The 2011 model predicted
a Mega Millions jackpot that size would produce
$748m in ticket sales. According
to LottoReport,
actual
sales were $652m, an error of only about 15%.
Based on the drawing's actual ticket sales,
the expected value of a ticket was 46 cents;
the model predicted 42 cents. (10.7 cents of EV came
from non-jackpot prizes in both cases.)
Another test came in November of 2012 when the Powerball
jackpot grew to a record
$587
million. I had never studied Powerball before, but
quickly put together an analysis after NBC's Today
Show asked me to comment in the segment
they aired the morning of the big drawing.
Powerball had changed their rules less than a year
earlier, raising the ticket price to $2 from $1 and
adjusting the prizes to match.
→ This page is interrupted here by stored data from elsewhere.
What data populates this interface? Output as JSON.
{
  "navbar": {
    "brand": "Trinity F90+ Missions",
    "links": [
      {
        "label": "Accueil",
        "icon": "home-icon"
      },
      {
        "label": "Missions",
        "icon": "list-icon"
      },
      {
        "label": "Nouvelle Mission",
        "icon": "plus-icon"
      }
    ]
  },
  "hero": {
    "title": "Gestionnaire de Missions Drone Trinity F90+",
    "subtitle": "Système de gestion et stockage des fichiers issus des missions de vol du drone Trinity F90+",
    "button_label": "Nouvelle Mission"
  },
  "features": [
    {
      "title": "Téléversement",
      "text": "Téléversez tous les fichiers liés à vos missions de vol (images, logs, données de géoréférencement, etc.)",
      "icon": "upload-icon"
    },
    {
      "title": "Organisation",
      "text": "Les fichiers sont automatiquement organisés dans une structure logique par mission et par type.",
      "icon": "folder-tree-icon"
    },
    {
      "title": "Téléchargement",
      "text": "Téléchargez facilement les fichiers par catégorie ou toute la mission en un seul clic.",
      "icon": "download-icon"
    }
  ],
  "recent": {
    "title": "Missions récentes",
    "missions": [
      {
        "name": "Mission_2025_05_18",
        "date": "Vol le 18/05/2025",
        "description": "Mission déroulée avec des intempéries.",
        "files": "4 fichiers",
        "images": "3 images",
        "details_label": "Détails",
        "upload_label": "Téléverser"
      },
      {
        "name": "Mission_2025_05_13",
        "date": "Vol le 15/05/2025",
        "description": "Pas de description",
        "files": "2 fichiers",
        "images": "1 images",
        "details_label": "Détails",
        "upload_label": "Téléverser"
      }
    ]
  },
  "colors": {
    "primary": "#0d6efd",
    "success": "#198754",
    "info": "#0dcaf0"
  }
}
This seemed likely to impact
sales, so I only used data from after the
rule change in my model. Unfortunately, this left me
with only 90 data points, and this model did not perform
as well as the MegaMillions model.
281 million $2 tickets were sold to win the
big jackpot, but the model predicted 54% more: 435
million. I'd predicted a ticket's expected
value for that big drawing
would be 67.3 cents; in reality, it was 83.3 cents --
still well short of its $2 price.
The models weren't perfect, but I think their
fundamentals are sound, and they're much
improved from 2011 now that we have new data points
for huge jackpots.
But, perhaps more importantly, these two tests
demonstrated the most important feature of my analysis.
Before the big 2012 jackpots,
every lottery we'd seen had followed the rule
that a bigger jackpot made for a more valuable ticket.
The idea that superlinear sales would force the value
of a ticket back down again was speculation based
on my model of sales trends.
But we've now seen two jackpots above half a billion
dollars, and my prediction came true:
sales were so strong that the negative effect of ties
overwhelmed the positive effect of having a larger
prize. These two drawings are the first
that are past the peaks seen on the
jackpot-vs.-value graphs --
proving that the peaks exist.
Still, it bears repeating that this analysis rests
on our ability to predict future lottery
sales based on the history of previous sales.
Past $640 million, we have no evidence.
Who knows what will really happen
when a billion-dollar jackpot finally happens?
Maybe with a big enough prize,
the market will saturate --
everyone who knows how to
buy lottery tickets has bought
all the tickets they can afford
and the sales curve gets flat.
For the last word on this topic, however, I
cede the floor to
Durango Bill,
who
aptly observes
that driving to the store to buy a Mega Millions ticket
is more likely to be fatal than it is to make you rich.
That's why I plan to walk.
Jeremy Elson is a computer
science researcher who spends his time outside of work
riding bicycles, flying airplanes, building
electronics, and playing with Mathematica. (This work is a
personal project; I do not speak for my employer.)